Der Klappentext kündigt eine Geschichte über Familien in den 80er Jahren an – die bekommt man auch, allerdings war mir bis zuletzt schleierhaft, warum die Buchbeschreibung die zeitliche Ebene so fokussiert. Das Porträt der drei Mittelschicht-Familien ist nämlich meiner Meinung nach bis auf wenige Bezüge zu den 80er Jahren absolut zeitlos und ohne Weiteres auch in die heutige Zeit übertragbar. Die Geschichte handelt von – oberflächlich betrachtet – freundschaftlich und nachbarschaftlich verbundenen Bilderbuchfamilien: berufstätige, erfolgreiche Väter, Hausfrauen-Mütter, zwei Kinder pro Familie, die von ihren ehrgeizigen Eltern bestmöglichst gefördert werden, wohnhaft in einem nicht namentlich erwähnten deutschen Vorort. Alexa Hennig von Lange wagt nun den Blick hinter die Kulissen und lässt den Leser durch geschickte Perspektivwechsel zwischen Erwachsenen und Kindern in das Innerste ihrer Protagonisten blicken. Zu Beginn sind alle festgefahren in ihrer schönen Vorstadtwelt. Niemand soll hinter die Fassade blicken können – vor den Nachbarn den Schein zu wahren hat oberste Priorität in der Welt der Erwachsenen. Aber dann kommt allmählich und unaufhaltsam eine Lawine ins Rollen. Was im Einzelnen in den Familien im Argen liegt, will ich an dieser Stelle nicht weiter ausführen, aber die Probleme sind vielfältig und trotz teilweise überspitzter Darstellung allesamt keine Seltenheit, was dem Identifikationspotential mit den Figuren zuträglich ist. Eine Sache hat mich allerdings während des Lesens sehr gestört: Eine der Figuren, ein achtjähriges Mädchen, hat die Autorin – warum auch immer – wie eine (sehr intelligente) Erwachsene denken und reden lassen. Da ging für mich ein Stück Glaubwürdigkeit verloren.

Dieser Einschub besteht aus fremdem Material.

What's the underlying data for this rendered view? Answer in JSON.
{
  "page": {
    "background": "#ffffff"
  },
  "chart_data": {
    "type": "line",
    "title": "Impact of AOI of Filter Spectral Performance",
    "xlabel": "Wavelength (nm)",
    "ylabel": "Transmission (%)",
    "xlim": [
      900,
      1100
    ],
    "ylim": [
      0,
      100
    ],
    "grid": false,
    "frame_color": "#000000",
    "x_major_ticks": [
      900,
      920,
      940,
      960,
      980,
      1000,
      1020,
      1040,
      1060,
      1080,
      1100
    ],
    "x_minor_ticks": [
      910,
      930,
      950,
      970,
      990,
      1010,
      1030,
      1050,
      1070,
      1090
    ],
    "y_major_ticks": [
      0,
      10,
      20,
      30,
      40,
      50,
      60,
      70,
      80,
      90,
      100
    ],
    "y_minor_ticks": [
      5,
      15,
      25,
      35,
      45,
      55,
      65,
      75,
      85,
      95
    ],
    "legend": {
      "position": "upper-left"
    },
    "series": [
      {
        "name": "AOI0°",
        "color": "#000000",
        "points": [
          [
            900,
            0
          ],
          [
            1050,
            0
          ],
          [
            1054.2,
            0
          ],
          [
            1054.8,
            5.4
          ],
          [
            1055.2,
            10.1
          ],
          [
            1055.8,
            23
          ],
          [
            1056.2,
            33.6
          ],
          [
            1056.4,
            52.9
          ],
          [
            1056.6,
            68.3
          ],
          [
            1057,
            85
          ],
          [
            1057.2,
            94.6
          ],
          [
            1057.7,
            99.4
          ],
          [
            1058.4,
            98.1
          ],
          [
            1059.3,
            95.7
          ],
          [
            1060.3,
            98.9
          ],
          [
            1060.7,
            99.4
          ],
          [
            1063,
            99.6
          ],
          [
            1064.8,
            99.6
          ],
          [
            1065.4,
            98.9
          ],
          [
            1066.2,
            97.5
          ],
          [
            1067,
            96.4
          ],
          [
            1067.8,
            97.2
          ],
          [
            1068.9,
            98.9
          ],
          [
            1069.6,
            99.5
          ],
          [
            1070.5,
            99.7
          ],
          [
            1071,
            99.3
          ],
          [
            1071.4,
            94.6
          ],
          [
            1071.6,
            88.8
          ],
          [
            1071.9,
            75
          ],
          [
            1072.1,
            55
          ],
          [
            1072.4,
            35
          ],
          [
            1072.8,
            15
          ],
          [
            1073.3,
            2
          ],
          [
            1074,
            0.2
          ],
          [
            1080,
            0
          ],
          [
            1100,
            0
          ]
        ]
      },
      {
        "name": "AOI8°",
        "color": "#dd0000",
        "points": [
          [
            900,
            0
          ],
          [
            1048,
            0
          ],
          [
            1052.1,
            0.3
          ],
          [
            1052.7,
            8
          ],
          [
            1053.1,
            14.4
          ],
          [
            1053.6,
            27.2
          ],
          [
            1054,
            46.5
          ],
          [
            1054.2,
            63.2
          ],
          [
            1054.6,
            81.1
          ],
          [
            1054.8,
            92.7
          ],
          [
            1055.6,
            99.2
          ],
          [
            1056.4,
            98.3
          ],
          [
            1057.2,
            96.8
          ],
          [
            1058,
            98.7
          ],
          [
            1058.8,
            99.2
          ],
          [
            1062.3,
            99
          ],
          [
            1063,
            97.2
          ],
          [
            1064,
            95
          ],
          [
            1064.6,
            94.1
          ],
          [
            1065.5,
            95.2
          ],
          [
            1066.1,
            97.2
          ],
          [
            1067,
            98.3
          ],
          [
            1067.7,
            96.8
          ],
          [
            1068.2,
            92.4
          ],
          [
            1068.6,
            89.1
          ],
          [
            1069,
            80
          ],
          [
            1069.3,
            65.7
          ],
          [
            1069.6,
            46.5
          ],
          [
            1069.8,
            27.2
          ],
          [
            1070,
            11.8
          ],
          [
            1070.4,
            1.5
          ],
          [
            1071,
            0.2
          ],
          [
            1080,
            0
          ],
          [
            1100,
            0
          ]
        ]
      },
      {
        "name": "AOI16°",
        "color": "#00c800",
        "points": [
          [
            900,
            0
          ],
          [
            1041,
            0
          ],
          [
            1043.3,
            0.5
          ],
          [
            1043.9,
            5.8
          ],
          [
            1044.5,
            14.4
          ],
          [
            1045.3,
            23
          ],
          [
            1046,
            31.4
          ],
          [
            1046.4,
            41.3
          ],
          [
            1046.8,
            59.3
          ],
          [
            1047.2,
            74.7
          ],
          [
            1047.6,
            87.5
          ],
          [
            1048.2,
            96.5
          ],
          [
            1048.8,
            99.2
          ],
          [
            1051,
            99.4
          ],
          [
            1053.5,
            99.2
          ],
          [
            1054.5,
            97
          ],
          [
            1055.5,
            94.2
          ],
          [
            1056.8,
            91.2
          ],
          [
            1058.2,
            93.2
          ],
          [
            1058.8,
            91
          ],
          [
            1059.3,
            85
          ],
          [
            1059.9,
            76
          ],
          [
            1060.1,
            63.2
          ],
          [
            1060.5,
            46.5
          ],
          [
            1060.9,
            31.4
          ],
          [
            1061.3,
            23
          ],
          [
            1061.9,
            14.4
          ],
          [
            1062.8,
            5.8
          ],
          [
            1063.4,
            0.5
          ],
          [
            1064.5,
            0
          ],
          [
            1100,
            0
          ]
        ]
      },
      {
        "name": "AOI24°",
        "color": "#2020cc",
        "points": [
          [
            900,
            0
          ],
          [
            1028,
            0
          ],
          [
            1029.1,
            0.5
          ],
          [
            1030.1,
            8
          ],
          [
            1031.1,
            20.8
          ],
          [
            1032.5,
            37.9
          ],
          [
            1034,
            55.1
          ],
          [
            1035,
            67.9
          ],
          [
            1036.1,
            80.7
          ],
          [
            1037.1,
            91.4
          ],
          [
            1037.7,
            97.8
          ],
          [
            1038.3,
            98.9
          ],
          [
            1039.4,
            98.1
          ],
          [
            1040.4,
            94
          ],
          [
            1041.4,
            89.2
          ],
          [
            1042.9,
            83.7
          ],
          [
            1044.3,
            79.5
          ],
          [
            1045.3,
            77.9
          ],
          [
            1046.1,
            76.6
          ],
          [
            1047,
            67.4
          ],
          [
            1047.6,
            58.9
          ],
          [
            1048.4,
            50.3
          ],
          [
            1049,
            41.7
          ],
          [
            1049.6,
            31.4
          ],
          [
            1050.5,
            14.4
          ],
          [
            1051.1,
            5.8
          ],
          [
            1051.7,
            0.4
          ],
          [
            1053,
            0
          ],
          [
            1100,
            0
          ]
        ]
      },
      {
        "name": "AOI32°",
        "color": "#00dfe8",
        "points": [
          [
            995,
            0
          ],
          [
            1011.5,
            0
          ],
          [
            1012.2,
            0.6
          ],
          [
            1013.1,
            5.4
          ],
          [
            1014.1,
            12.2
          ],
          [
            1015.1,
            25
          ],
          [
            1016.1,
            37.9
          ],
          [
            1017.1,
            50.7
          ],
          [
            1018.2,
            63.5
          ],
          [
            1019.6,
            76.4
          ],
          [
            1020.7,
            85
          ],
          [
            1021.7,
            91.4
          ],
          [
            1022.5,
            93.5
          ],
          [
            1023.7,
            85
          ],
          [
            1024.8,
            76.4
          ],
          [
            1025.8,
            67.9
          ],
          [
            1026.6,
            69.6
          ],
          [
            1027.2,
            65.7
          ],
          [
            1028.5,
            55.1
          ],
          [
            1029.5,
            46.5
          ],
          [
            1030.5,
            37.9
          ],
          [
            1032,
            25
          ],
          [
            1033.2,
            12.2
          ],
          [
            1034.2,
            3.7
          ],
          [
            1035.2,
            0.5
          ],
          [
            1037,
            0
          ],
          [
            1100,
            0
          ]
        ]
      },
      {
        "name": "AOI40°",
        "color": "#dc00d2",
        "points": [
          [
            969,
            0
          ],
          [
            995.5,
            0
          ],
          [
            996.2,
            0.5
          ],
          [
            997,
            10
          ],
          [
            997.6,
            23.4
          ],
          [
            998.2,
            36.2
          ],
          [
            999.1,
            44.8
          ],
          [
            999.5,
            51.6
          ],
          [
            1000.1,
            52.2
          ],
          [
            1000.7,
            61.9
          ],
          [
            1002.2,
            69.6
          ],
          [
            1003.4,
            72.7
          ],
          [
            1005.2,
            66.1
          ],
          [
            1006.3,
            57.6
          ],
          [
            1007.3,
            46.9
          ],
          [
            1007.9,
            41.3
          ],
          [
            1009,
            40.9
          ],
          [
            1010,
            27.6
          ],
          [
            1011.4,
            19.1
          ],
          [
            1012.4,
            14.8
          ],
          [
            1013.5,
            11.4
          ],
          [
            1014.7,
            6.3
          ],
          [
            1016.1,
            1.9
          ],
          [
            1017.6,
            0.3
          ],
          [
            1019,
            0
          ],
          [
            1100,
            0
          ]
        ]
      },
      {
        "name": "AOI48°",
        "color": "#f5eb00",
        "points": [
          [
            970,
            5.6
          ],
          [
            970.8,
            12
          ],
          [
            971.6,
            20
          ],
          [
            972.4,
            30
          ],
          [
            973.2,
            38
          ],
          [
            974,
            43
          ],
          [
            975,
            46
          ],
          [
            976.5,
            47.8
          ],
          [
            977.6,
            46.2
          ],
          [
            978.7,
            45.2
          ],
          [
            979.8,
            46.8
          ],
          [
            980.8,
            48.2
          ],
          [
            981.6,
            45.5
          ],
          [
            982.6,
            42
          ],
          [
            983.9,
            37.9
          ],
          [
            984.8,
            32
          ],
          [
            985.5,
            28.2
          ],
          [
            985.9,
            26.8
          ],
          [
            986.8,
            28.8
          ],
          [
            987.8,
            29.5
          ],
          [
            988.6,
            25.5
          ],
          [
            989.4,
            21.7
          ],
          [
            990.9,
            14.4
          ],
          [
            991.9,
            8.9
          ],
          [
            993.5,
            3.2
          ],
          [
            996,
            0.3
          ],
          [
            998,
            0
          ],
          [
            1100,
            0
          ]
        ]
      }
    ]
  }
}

Davon abgesehen habe ich “Kampfsterne” aber vor allem aufgrund der sich zuspitzenden Story, des bitterbösen Untertons der Autorin und der Übertragbarkeit der Geschichte auf die Gegenwart durchaus gern gelesen.
Mein Fazit:
“Kampfsterne” ist trotz kleiner Schwächen eine eindrucksvolle und beklemmende Analyse eines Vorstadt-Kosmos, die durch interessante Charaktere und einen bitterbösen Unterton eine kurzweilige Lektüre ist. Dies war mein erstes Buch von Alexa Hennig von Lange, aber es wird garantiert nicht mein letztes sein.